How are clinical trials funded in the US?
Clinical trials are incredibly important when bringing certain products to market. They are an essential step and for most people, it’s not something you ever need to worry about or contend with unless you take part in a clinical trial. Clinical trials can be done on new drugs, treatments, devices and procedures and the whole point is to test the safety and efficacy of the product. But have you ever stopped and wondered how these clinical trials are funded? Who’s paying for these often expensive trials? Let’s take a deeper look at how clinical trials are funded in the US.
What’s the average cost of clinical trials?
Before you start to look into who funds clinical trials in the US it can be interesting to learn the cost. There are three phases of clinical trials, each phase gets more advanced and includes more subjects. That also means the cost rises with each stage. Generally speaking, phase one costs approximately $4 million, phase two is approximately $13 million and then phase three is approximately $20 million. This is on top of all the other costs related to bringing a medication, treatment or therapeutic device to the market.
Any way you look at it, the cost of clinical trials is high and it’s no wonder that so many researchers and companies don’t manage to take products to completion due to monetary constraints.
There isn’t usually a singular source of funds
It would be great to say that funding came from one source but that’s rarely the case. More often than not, there are a lot of parties involved in the funding at various stages of the process. Funding can come from private investors, universities, charities, research institutions, and government, and also from the pharmaceutical company itself, which is looking to expand its offerings.

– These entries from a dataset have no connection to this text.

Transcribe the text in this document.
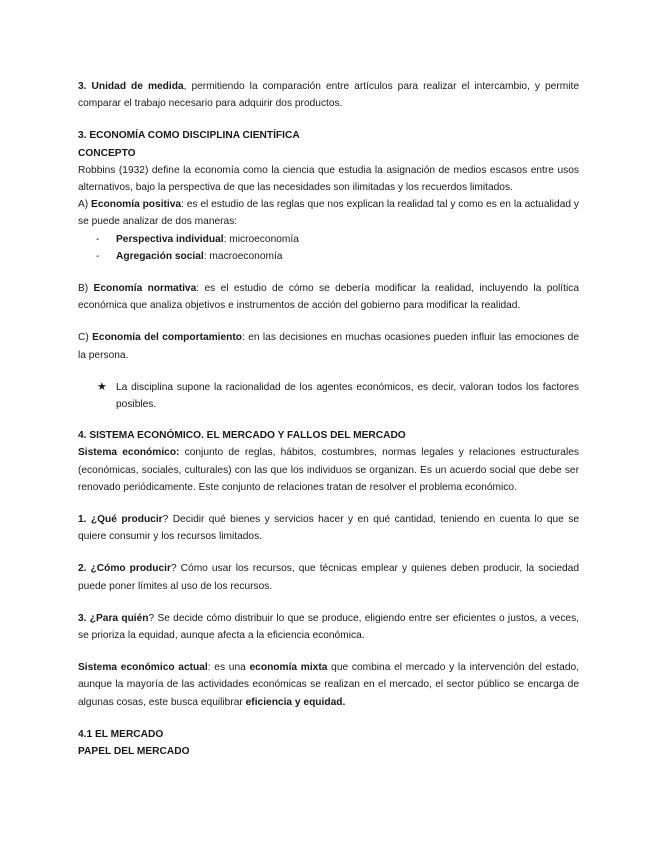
3. Unidad de medida, permitiendo la comparación entre artículos para realizar el intercambio, y permite comparar el trabajo necesario para adquirir dos productos.

3. ECONOMÍA COMO DISCIPLINA CIENTÍFICA

CONCEPTO

Robbins (1932) define la economía como la ciencia que estudia la asignación de medios escasos entre usos alternativos, bajo la perspectiva de que las necesidades son ilimitadas y los recuerdos limitados.

A) Economía positiva: es el estudio de las reglas que nos explican la realidad tal y como es en la actualidad y se puede analizar de dos maneras:

- Perspectiva individual: microeconomía
- Agregación social: macroeconomía

B) Economía normativa: es el estudio de cómo se debería modificar la realidad, incluyendo la política económica que analiza objetivos e instrumentos de acción del gobierno para modificar la realidad.

C) Economía del comportamiento: en las decisiones en muchas ocasiones pueden influir las emociones de la persona.

★ La disciplina supone la racionalidad de los agentes económicos, es decir, valoran todos los factores posibles.

4. SISTEMA ECONÓMICO. EL MERCADO Y FALLOS DEL MERCADO

Sistema económico: conjunto de reglas, hábitos, costumbres, normas legales y relaciones estructurales (económicas, sociales, culturales) con las que los individuos se organizan. Es un acuerdo social que debe ser renovado periódicamente. Este conjunto de relaciones tratan de resolver el problema económico.

1. ¿Qué producir? Decidir qué bienes y servicios hacer y en qué cantidad, teniendo en cuenta lo que se quiere consumir y los recursos limitados.

2. ¿Cómo producir? Cómo usar los recursos, que técnicas emplear y quienes deben producir, la sociedad puede poner límites al uso de los recursos.

3. ¿Para quién? Se decide cómo distribuir lo que se produce, eligiendo entre ser eficientes o justos, a veces, se prioriza la equidad, aunque afecta a la eficiencia económica.

Sistema económico actual: es una economía mixta que combina el mercado y la intervención del estado, aunque la mayoría de las actividades económicas se realizan en el mercado, el sector público se encarga de algunas cosas, este busca equilibrar eficiencia y equidad.

4.1 EL MERCADO

PAPEL DEL MERCADO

Big pharma is often the most common stakeholder in a product working its way through the pipeline, as then they own the intellectual rights to the property. Should the product be successful and eventually be offered to the public – there are huge profits to be made, especially if it’s a first of its kind.
Funding comes at different stages
There also tend to be different bodies/investors at different stages. For example, the early stages and clinical trials tend to draw the majority of their funding from the government, which is defined by research councils and the like. It’s meant to give researchers resources to pursue potential treatments and cures.
There is also the pre-clinical stage
Let’s not forget, before a product/drug can even get to the clinical trial stage it needs to go through the drug development and pre-clinical research stage. Some companies offer the services needed to advance the research and licenses for the research, as well as technology such as piggyBac Transposon for gene editing.
An expensive endeavour no matter how you look at it
Bringing a drug, treatment or therapeutic device to market is not a cheap undertaking. All in all, from start to finish, data suggests that it costs anywhere from $314 million to $2.8 billion to take a product from development and research and clinical studies to the market. This is why so many different sources of funding are needed.